И примерно тыща двести сабель с шелестом и шипом выскользнули из ножен, и как раз в этот миг над дымом, копотью и всем прочим паскудством раздернулись немного облака, и выглянуло солнце – уж не Аустерлица ли? – огромное, круглое, красноватое, такое, знаете ли, очень русское солнце, причем, словно заранее все рассчитав и подготовив, подгадало выкатиться не раньше и не позже, а в тот самый миг, когда можно будет заиграть на блестящей стали. И весь этот лес сабель вспыхнул и заискрился так, что чуть не ослепил стоящий на вершине холма за спиной Бонапарта императорский штаб, тотчас разразившийся восхищенными «божемой» и «чертвозьми», какое волнующее зрелище, ваше величество.
А Недомерок, словечка в ответ не проронив, оглядывает критическим оком местность, прикидывая, какое расстояние придется одолеть кавалерии – да, пожалуй что, версты две с половиной – чтобы подоспеть на выручку 326-му, и достаточно ли просохла раскисшая от вчерашнего дождя земля, чтобы копыта лошади не завязли.
– Как ты смотришь на это, Клапан-Брюк?
– Смотрю в оба, ваше величество, – отвечает тот с воодушевлением, поскольку благоразумие подсказывает ему: в случае иного ответа Недомерок может отправить его поглядеть на пейзаж вблизи, с него станется.
– И что думаешь?
– Ду-ду-маю, ваше величество, что зрелище грандиозное.

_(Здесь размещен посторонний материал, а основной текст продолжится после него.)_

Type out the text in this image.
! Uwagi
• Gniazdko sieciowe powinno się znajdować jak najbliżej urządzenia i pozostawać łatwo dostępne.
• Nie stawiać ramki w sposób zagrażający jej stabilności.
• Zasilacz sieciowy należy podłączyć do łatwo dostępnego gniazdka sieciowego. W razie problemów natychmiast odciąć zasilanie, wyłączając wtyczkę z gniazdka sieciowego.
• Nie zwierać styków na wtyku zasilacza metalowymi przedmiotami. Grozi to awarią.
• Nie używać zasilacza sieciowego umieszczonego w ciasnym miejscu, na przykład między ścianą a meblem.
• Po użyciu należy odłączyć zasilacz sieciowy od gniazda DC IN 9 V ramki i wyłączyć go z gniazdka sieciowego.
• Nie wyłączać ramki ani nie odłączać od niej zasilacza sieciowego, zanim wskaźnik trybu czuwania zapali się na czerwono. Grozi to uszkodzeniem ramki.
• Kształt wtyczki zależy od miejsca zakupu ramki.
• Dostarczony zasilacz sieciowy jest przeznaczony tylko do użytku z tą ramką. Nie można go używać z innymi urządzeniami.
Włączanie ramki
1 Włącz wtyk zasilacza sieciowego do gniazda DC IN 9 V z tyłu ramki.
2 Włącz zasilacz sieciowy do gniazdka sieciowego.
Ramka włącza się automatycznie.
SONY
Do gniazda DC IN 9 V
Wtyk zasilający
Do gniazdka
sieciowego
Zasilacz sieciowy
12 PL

– Болван, я спрашиваю, сколько людей уложит Мюрат, прежде чем доберется до русских батарей?
– За-за-трудняюсь сказать точно, ваше величество. Если на га-га-глазок, то че-че-ловек семьсот убитыми и ранеными. Мо-мо-может, и больше.
– Вот и я так думаю. – Недомерок вздохнул, предназначая этот вздох истории. – Но если это нужно для славы Франции… На то и война, Клапан-Брюк! Аля герр, как говорится.
– Истинная правда, ваше величество.
– Это печально, но необходимо. Сам знаешь, честь отчизны и все такое.
Покуда на вершине холма шел этот разговор, второй батальон 326-го линейного подобрался к русским шагов на триста. Пройти их, даже если идешь сдаваться, будет нелегко.